Vom eigenen Herzen gemeuchelt

Früher, da gab es das nicht: Herzattacken. Da haben Herzen nicht Menschen angegriffen. Da bekam vielleicht das Herz ein Problem. Erst wurde es weniger arbeitsfähig, später dann arbeitsunfähig und schließlich konnte es einfach nicht mehr. Ergebnis war ein toter Mensch, gestorben, weil etwas kaputtgegangen war – zum Beispiel das Gewebe eines Herzens.

Heute ist das anders. Heute erleiden Menschen Herzattacken. Bekannte Opfer aus letzer Zeit sind Antonio Banderas und Carrie Fisher. Überall lauern diese Herzen, greifen in unbeobachteten Momenten an, und bringen um, morden quasi. Wie konnte sich das Kollabieren und Absterben – der gute alte Myokardinfarkt – in nur 20 Jahren zu einem heimtückischen Angriff entwickeln?

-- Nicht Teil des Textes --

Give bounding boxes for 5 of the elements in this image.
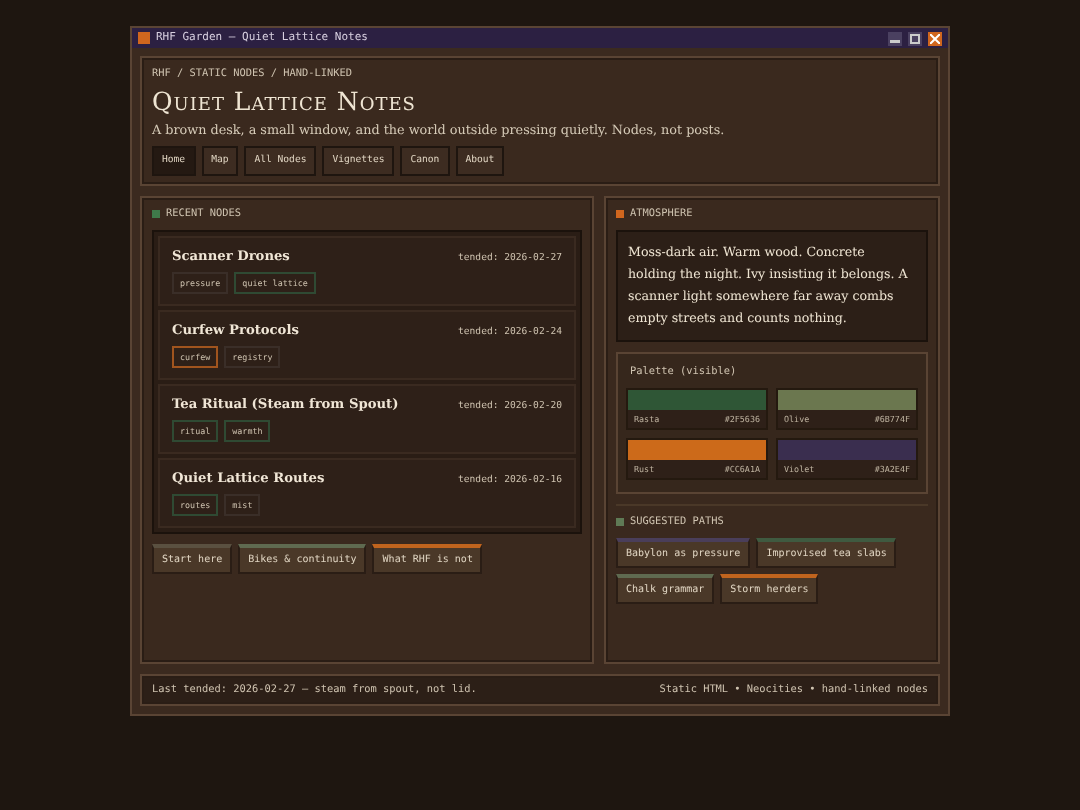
app-icon [138, 32, 150, 44]
minimize-button[interactable] [888, 31, 902, 45]
close-button[interactable] [928, 31, 942, 45]
site-title: Quiet Lattice Notes [152, 86, 418, 116]
maximize-button[interactable] [908, 31, 922, 45]
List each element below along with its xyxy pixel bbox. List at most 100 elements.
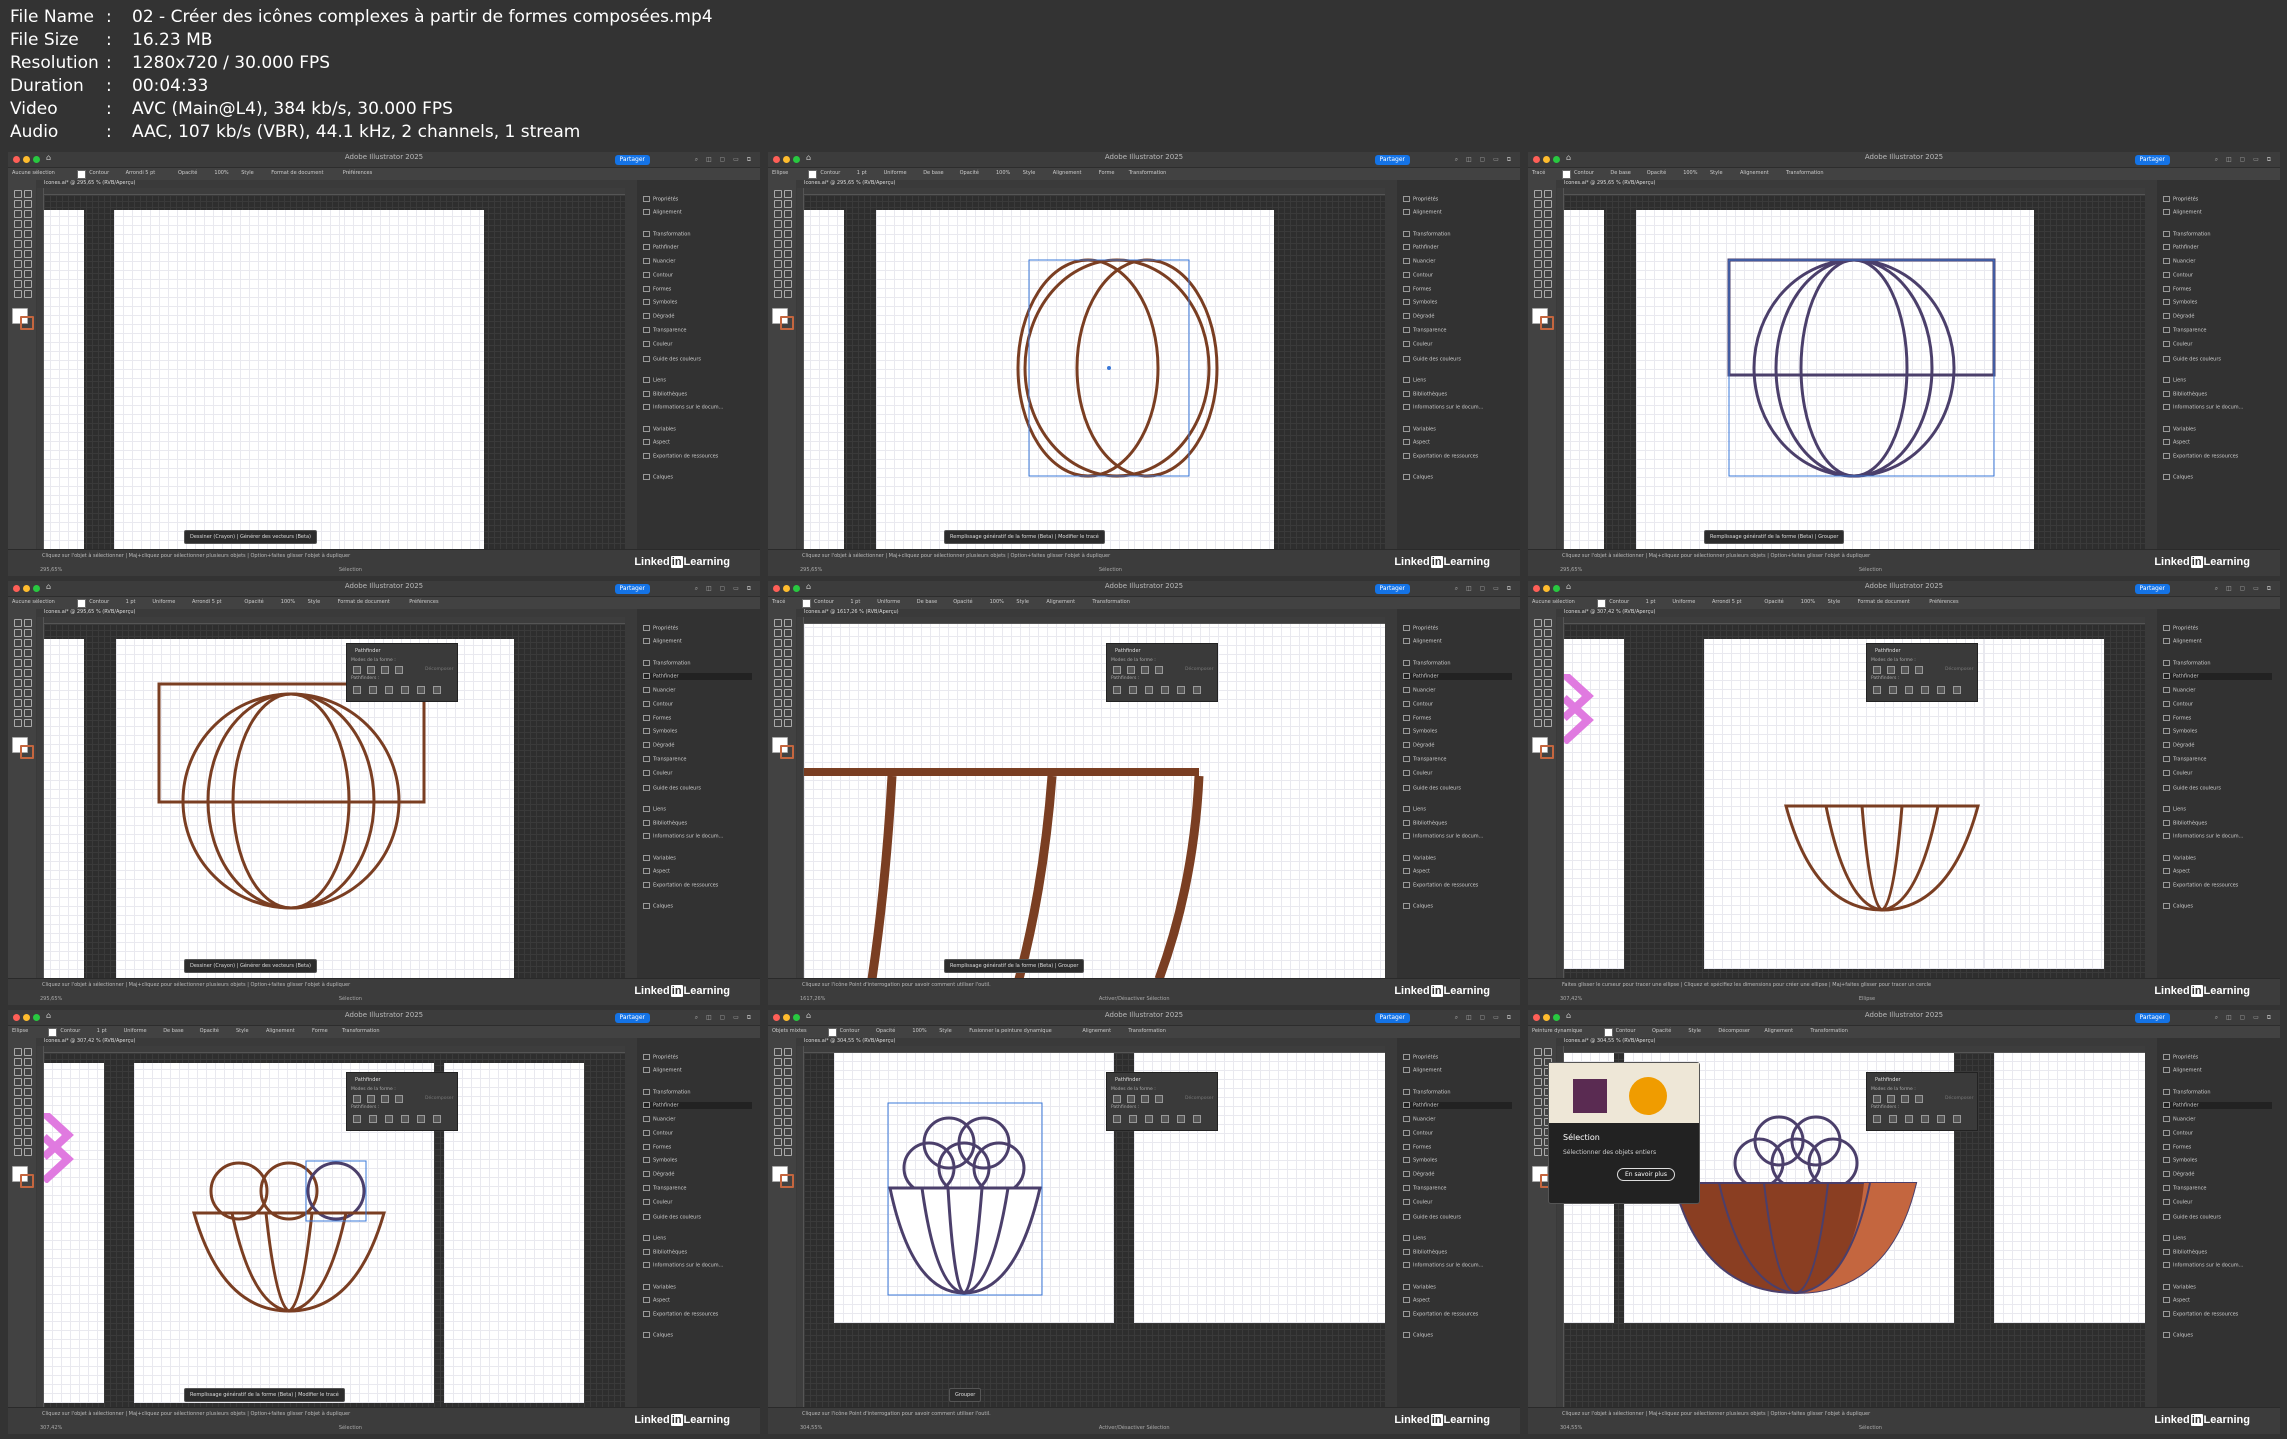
control-bar-item[interactable]: Préférences xyxy=(1929,599,1958,605)
tool-icon[interactable] xyxy=(24,1118,32,1126)
artwork-path[interactable] xyxy=(1770,1137,1822,1189)
artwork-path[interactable] xyxy=(1752,258,1956,478)
control-bar-item[interactable]: Alignement xyxy=(1046,599,1075,605)
tool-icon[interactable] xyxy=(1534,1128,1542,1136)
shape-mode-button[interactable] xyxy=(1155,1095,1163,1103)
panel-item[interactable]: Dégradé xyxy=(2163,742,2194,749)
tool-icon[interactable] xyxy=(14,699,22,707)
tool-icon[interactable] xyxy=(784,1128,792,1136)
tool-icon[interactable] xyxy=(1544,679,1552,687)
control-bar-item[interactable]: 100% xyxy=(281,599,295,605)
tool-icon[interactable] xyxy=(14,210,22,218)
pathfinder-button[interactable] xyxy=(1889,1115,1897,1123)
fill-swatch[interactable] xyxy=(48,1028,58,1037)
panel-item[interactable]: Calques xyxy=(2163,474,2193,481)
tool-icon[interactable] xyxy=(774,240,782,248)
tool-icon[interactable] xyxy=(14,639,22,647)
zoom-level[interactable]: 295,65% xyxy=(40,996,62,1002)
panel-item[interactable]: Liens xyxy=(1403,805,1426,812)
tool-icon[interactable] xyxy=(1544,659,1552,667)
pathfinder-button[interactable] xyxy=(1937,1115,1945,1123)
panel-item[interactable]: Bibliothèques xyxy=(2163,819,2207,826)
canvas[interactable]: Dessiner (Crayon) | Générer des vecteurs… xyxy=(44,195,625,550)
control-bar-item[interactable]: Contour xyxy=(1574,170,1594,176)
pathfinder-button[interactable] xyxy=(1937,686,1945,694)
control-bar-item[interactable]: Forme xyxy=(1099,170,1115,176)
panel-item[interactable]: Contour xyxy=(2163,1129,2193,1136)
control-bar-item[interactable]: Contour xyxy=(1609,599,1629,605)
control-bar-item[interactable]: Opacité xyxy=(1652,1028,1671,1034)
panel-item[interactable]: Transparence xyxy=(2163,326,2206,333)
panel-item[interactable]: Couleur xyxy=(2163,340,2192,347)
control-bar-item[interactable]: De base xyxy=(1610,170,1630,176)
panel-item[interactable]: Dégradé xyxy=(1403,742,1434,749)
artwork[interactable] xyxy=(1564,195,2145,550)
panel-item[interactable]: Pathfinder xyxy=(1403,244,1439,251)
panel-item[interactable]: Dégradé xyxy=(643,742,674,749)
tool-icon[interactable] xyxy=(774,619,782,627)
control-bar-item[interactable]: 100% xyxy=(1801,599,1815,605)
shape-mode-button[interactable] xyxy=(1901,666,1909,674)
tool-icon[interactable] xyxy=(784,290,792,298)
tool-icon[interactable] xyxy=(1544,280,1552,288)
tool-icon[interactable] xyxy=(1534,1098,1542,1106)
tool-icon[interactable] xyxy=(14,1078,22,1086)
panel-item[interactable]: Couleur xyxy=(2163,1198,2192,1205)
control-bar-item[interactable]: Tracé xyxy=(1532,170,1545,176)
control-bar-item[interactable]: De base xyxy=(163,1028,183,1034)
pathfinder-button[interactable] xyxy=(1161,1115,1169,1123)
pathfinder-button[interactable] xyxy=(1193,1115,1201,1123)
panel-item[interactable]: Symboles xyxy=(643,299,677,306)
control-bar-item[interactable]: Préférences xyxy=(409,599,438,605)
artwork-path[interactable] xyxy=(888,1186,1042,1295)
tool-icon[interactable] xyxy=(784,669,792,677)
control-bar-item[interactable]: Forme xyxy=(312,1028,328,1034)
shape-mode-button[interactable] xyxy=(1901,1095,1909,1103)
shape-mode-button[interactable] xyxy=(1113,666,1121,674)
control-bar-item[interactable]: 1 pt xyxy=(857,170,867,176)
pathfinder-button[interactable] xyxy=(433,686,441,694)
tool-icon[interactable] xyxy=(1544,230,1552,238)
panel-item[interactable]: Nuancier xyxy=(2163,1116,2195,1123)
window-icons[interactable]: ⌕ ◫ ▢ ▭ ⧉ xyxy=(695,1014,754,1022)
tool-icon[interactable] xyxy=(24,260,32,268)
tool-icon[interactable] xyxy=(774,290,782,298)
control-bar-item[interactable]: Alignement xyxy=(1740,170,1769,176)
panel-item[interactable]: Informations sur le docum... xyxy=(1403,1262,1483,1269)
panel-item[interactable]: Pathfinder xyxy=(643,1102,752,1109)
panel-item[interactable]: Liens xyxy=(2163,1234,2186,1241)
tool-icon[interactable] xyxy=(784,1088,792,1096)
tool-icon[interactable] xyxy=(1544,260,1552,268)
panel-item[interactable]: Formes xyxy=(1403,285,1431,292)
control-bar-item[interactable]: Ellipse xyxy=(12,1028,28,1034)
panel-item[interactable]: Liens xyxy=(643,805,666,812)
panel-item[interactable]: Guide des couleurs xyxy=(1403,355,1461,362)
pink-icon-shape[interactable] xyxy=(1564,674,1594,744)
panel-item[interactable]: Guide des couleurs xyxy=(2163,784,2221,791)
artwork-path[interactable] xyxy=(867,775,897,979)
canvas[interactable]: Remplissage génératif de la forme (Beta)… xyxy=(804,195,1385,550)
window-icons[interactable]: ⌕ ◫ ▢ ▭ ⧉ xyxy=(695,585,754,593)
panel-item[interactable]: Formes xyxy=(643,714,671,721)
panel-item[interactable]: Variables xyxy=(643,425,676,432)
panel-item[interactable]: Formes xyxy=(2163,1143,2191,1150)
fill-swatch[interactable] xyxy=(827,1028,837,1037)
control-bar-item[interactable]: Style xyxy=(939,1028,952,1034)
tool-icon[interactable] xyxy=(784,1078,792,1086)
panel-item[interactable]: Symboles xyxy=(1403,299,1437,306)
tool-icon[interactable] xyxy=(24,659,32,667)
panel-item[interactable]: Nuancier xyxy=(643,687,675,694)
panel-item[interactable]: Propriétés xyxy=(2163,195,2198,202)
shape-mode-button[interactable] xyxy=(367,666,375,674)
tool-icon[interactable] xyxy=(774,230,782,238)
panel-item[interactable]: Symboles xyxy=(2163,728,2197,735)
control-bar-item[interactable]: Contour xyxy=(1616,1028,1636,1034)
tool-icon[interactable] xyxy=(784,709,792,717)
panel-item[interactable]: Exportation de ressources xyxy=(1403,1311,1478,1318)
pathfinder-panel[interactable]: Pathfinder Modes de la forme : Décomposer P… xyxy=(346,1072,458,1131)
panel-item[interactable]: Informations sur le docum... xyxy=(1403,404,1483,411)
tool-icon[interactable] xyxy=(1534,1108,1542,1116)
panel-item[interactable]: Nuancier xyxy=(1403,1116,1435,1123)
tool-icon[interactable] xyxy=(24,240,32,248)
tool-icon[interactable] xyxy=(774,260,782,268)
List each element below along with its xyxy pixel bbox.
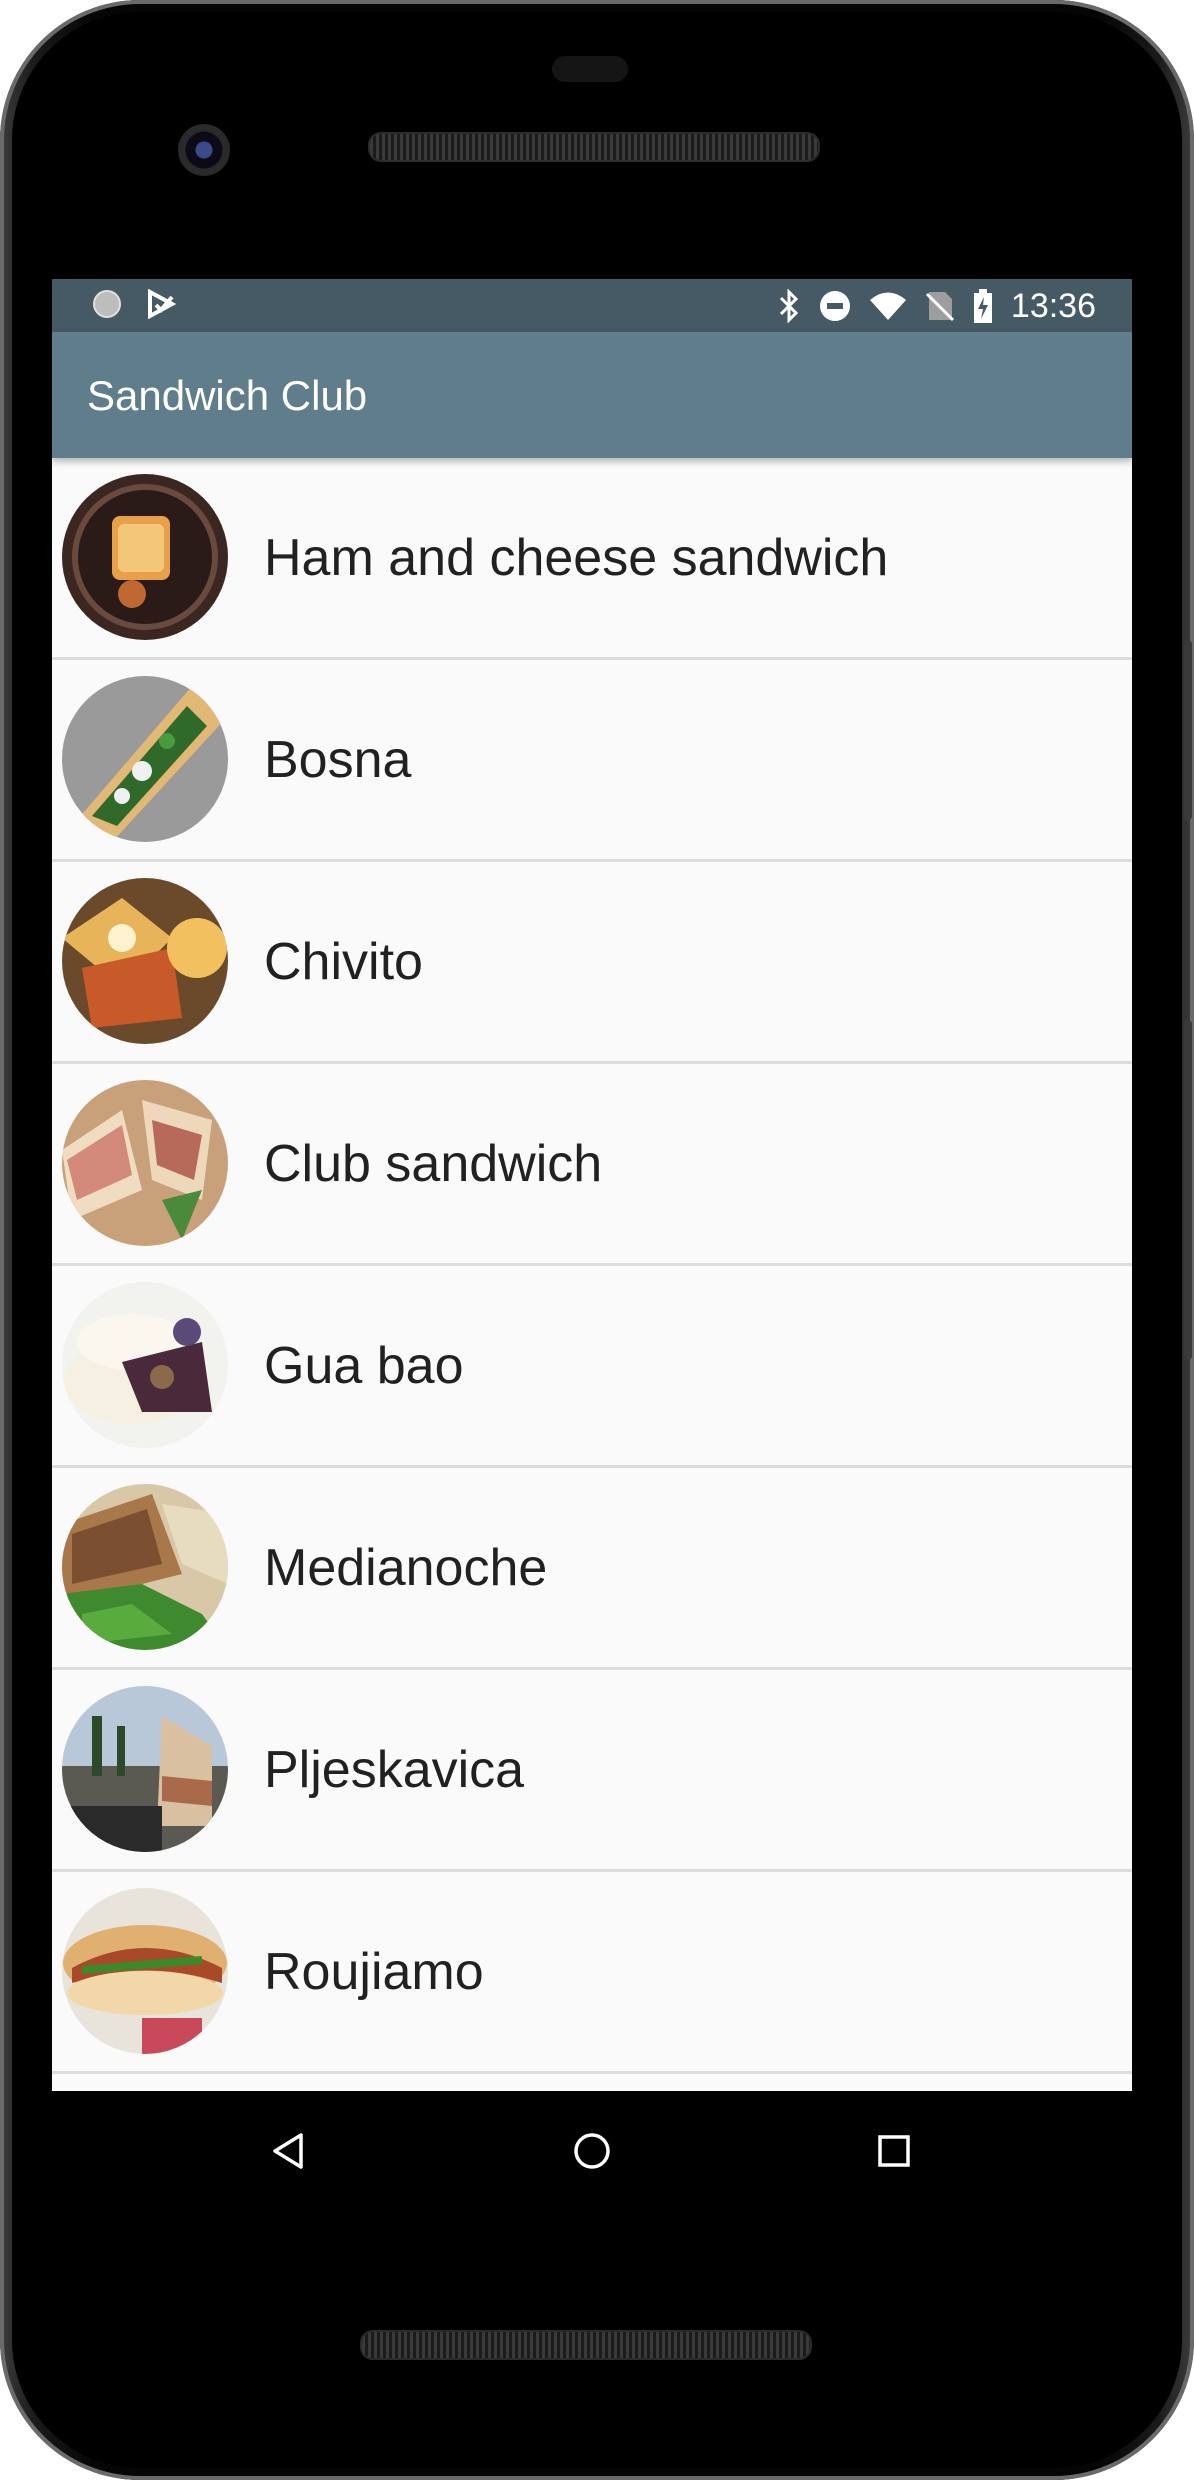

Vermutlich ganz schlicht durch den Import des englischen „heart attack“ und seine Lehnübersetzung „Herzattacke“. Und was im Englischen passt, das muss es im Deutschen auch, selbst wenn es im Deutschen einfach ein blanker Angriff ist:

Herzattacke - Herzinfarkt

Wie wir Dinge bezeichnen, verrät etwas über unser Verhältnis zu ihnen. Es ist eine Wechselbeziehung. Durch Sprache stellen wir die Welt dar und konstruieren sie. Wir machen sie so greif- und handhabbar für uns. Aber natürlich beeinflusst auch die Sprache wiederum uns und unser Denken. Ein Klassiker auf diesem Feld ist sicher „Women, Fire, and Dangerous Things“ von George Lakoff. Er behandelt zwar vor allem Metapher und Metonymie, doch für Bezeichnungen und Namen gelten in hohem Maße gleiche Prinzipien.

Doch der Kampf der Attacke mit dem Infarkt ist noch nicht entschieden! In vielen Medien wie Stern oder Bunte werden die Begriffe einfach nebeneinander verwendet. Wird der Infarkt doch noch gewinnen? Unser Herz, das so treu für uns arbeitet, es hat eine schönere Bezeichnung selbst für seine Fehlfunktion verdient.